Recently, the House Foreign Affairs Committee held a hearing titled “Understanding Odebrecht: Lessons for Combating Corruption in the Americas” in reference to the 2016 Foreign Corrupt Practices Act and related enforcement action against Brazil-based Odebrecht and its affiliate Braskem (see here and here for prior posts).
Granted, Congress often holds hearings with aspirational titles, but after watching the hearing I am not sure I came any closer to “understanding” Odebrecht or came away with any “lessons for combating corruption in the Americas.”
Nevertheless, set forth below are a few observations from the hearing.
First, members of Congress are capable of asking some very odd questions and in a few instances I felt sorry for the witnesses who clearly lacked much of a foundational basis to even answer the questions.
Second, it is always interesting to see the apparent lack of understanding of certain member of Congress. For instance at the approximate 46 minute mark of the hearing, Representative Adriano Espaillat (D-NY) seems to think that federal courts investigate cases rather than adjudicate disputes between litigating parties.
Regarding the substantive topics discussed during the hearing, call me pessimistic but I don’t believe that throwing U.S. taxpayer money at a problem – through the U.S. government funding civil society groups, investigative journalists, or having more U.S. government diplomatic personnel on the ground – is really going to accomplish much.

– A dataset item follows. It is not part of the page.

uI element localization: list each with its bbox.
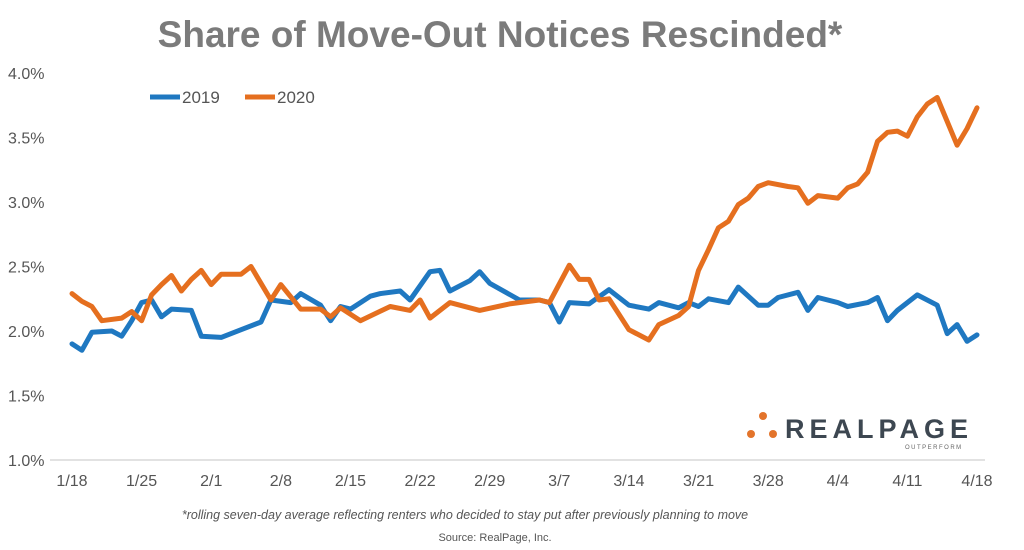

After all, Obebrecht – in the words of the DOJ – established a Division of Structured Operations, a standalone division within Odebrecht that “effectively functioned as a bribe department within Odebrecht and its related entities.” The DOJ further alleged:
“To conceal its activities, the Division of Structured Operations utilized an entirely separate and off-book communications system called ‘Drousys,’ which allowed members of the Division of Structured Operations to communicate with one another and with outside financial operators and other co-conspirators about the bribes through the use of secure e-mails and instant messages, utilizing codenames and passwords.”
On this issue of whether the U.S. can do anything to combat corruption in the Americas, kudos to Representative Ted Yoho (R-Fl) who rhetorically asked during the hearing (at the approximate 53 minute mark) whether any of the panelists could “point out any examples where U.S. support has led to progress in addressing anti-corruption in the region.”
In terms of the big picture, I do agree that the Odebrecht/Braskem enforcement action (not just the U.S. government portion) likely caught the attention of many in the Americas and is thus capable of advancing deterrence. (See here for a prior FCPA Flash podcast episode on this topic).